Tabii ki hem mutsuz ediyor, hem de emek veriyorsunuz. Yani onlar bir uğraşıyorsa sen on uğraşıyorsun. Ben sahneye çıktığım zaman akordiyona kadar her şeyi kendim yapıyorum. Bir kere canlı canlı okuyorsun ve onlardan daha büyük bir avantaj. Benim en büyük silahım enstrümanım olan bağlamam, orkestra olmasa ben aslanlar gibi bağlamamı alıp söylerim. Maalesef hak ettiğin değeri görmüyorsun. Bir popçu ya da diğer solistler gibi değilsin. Bunun ister istemez 

zararını görüyorsunuz. 

BESTELERİMDEN BEŞ    KURUŞ PARA ALMIYORUM 

Peki bu durum sizi meslekten soğuttu mu?

Evet soğuttu. Bazen ‘Niye bu kadar emek verdim’ diyorum. Ama yine de mesleğime saygı duyuyorum. Diğer tarafta konservatuvarda okuyan bir sürü öğrenci arkadaşlarım var. Maalesef kendilerine yer bulamıyorlar. Sen de fırsat vermezsen bu insanları küstürürsün. Ben nasıl olsa güzel şeyler yapıyorum, bir şeyleri aştım artık ama yeni jenerasyonda ‘no name’ isimlerin şansı gerçekten sıfır.
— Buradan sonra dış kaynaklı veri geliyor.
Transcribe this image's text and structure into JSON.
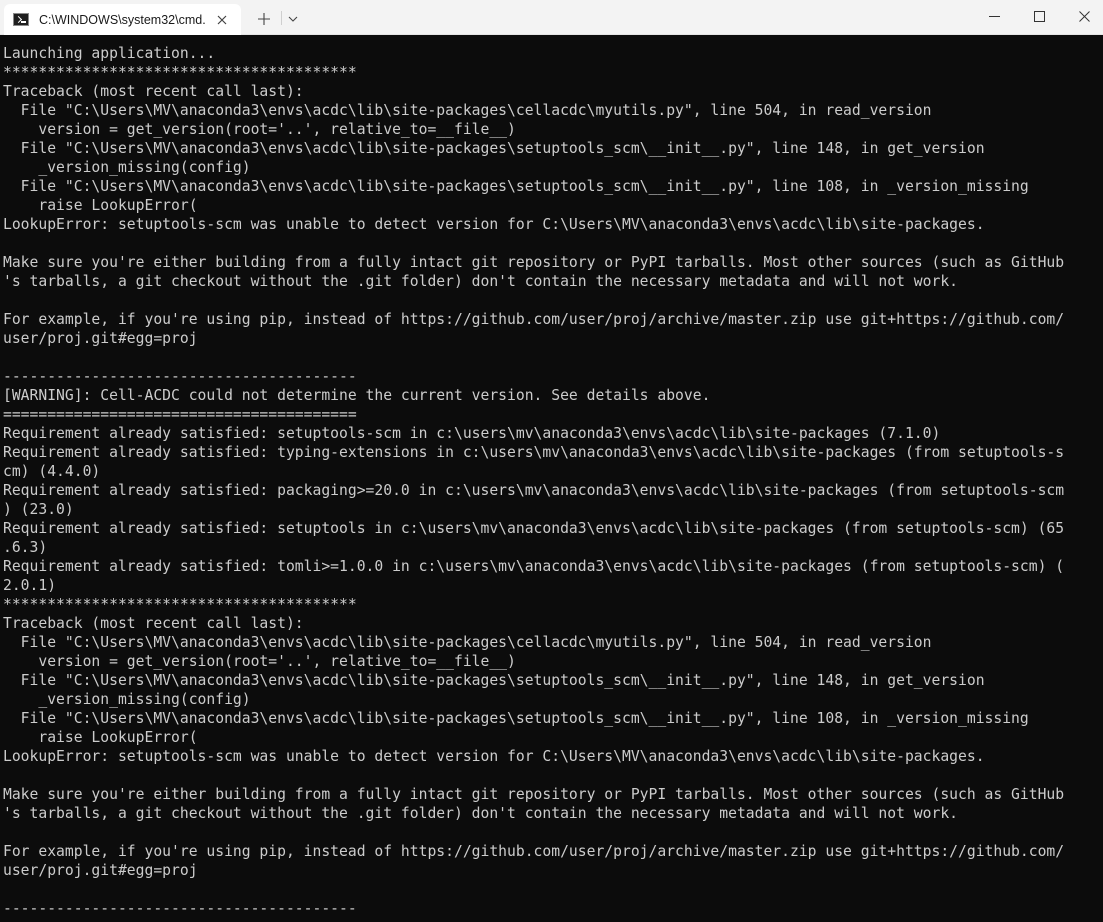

Sizin aynı zamanda söz ve besteci kimliğiniz var. Bu albüm için büyük bir avantaj olsa gerek. 

Evet! Benim en büyük avantajım bağlama çalıyor olmak. İkinci güzel olan taraf kendim üretiyorum. Hiçbir bestecinin peşine düşmüyorum. Ben de beste verirken kimseden beş kuruş para almıyorum. Kimisi de öyle bir yapıyor ki zaten müzik sektörü bitmiş, uçuk fiyatlara eser satıyorlar. Bu kadar da abartmaya gerek yok. 

Türk Halk Müziği eseri yazmak dışarıdan gözüktüğü gibi kolay mı?

Şu an yazılan hiçbir eser türkü değil, türkü formunda beste diyoruz. Ama yine de o duygulara yakın eserler oluyor. Gerek müziği gerek sözleri olsun. Yakınlaştırmaya çalışıyoruz. Her ne kadar yapsak da o eski anonim türküler kadar olmuyor. Oradaki doğallık şu anda yok. Çünkü biz o acıları çekmiyoruz. Teknolojiyle beraber şu an duygular eskisi gibi doğal değil.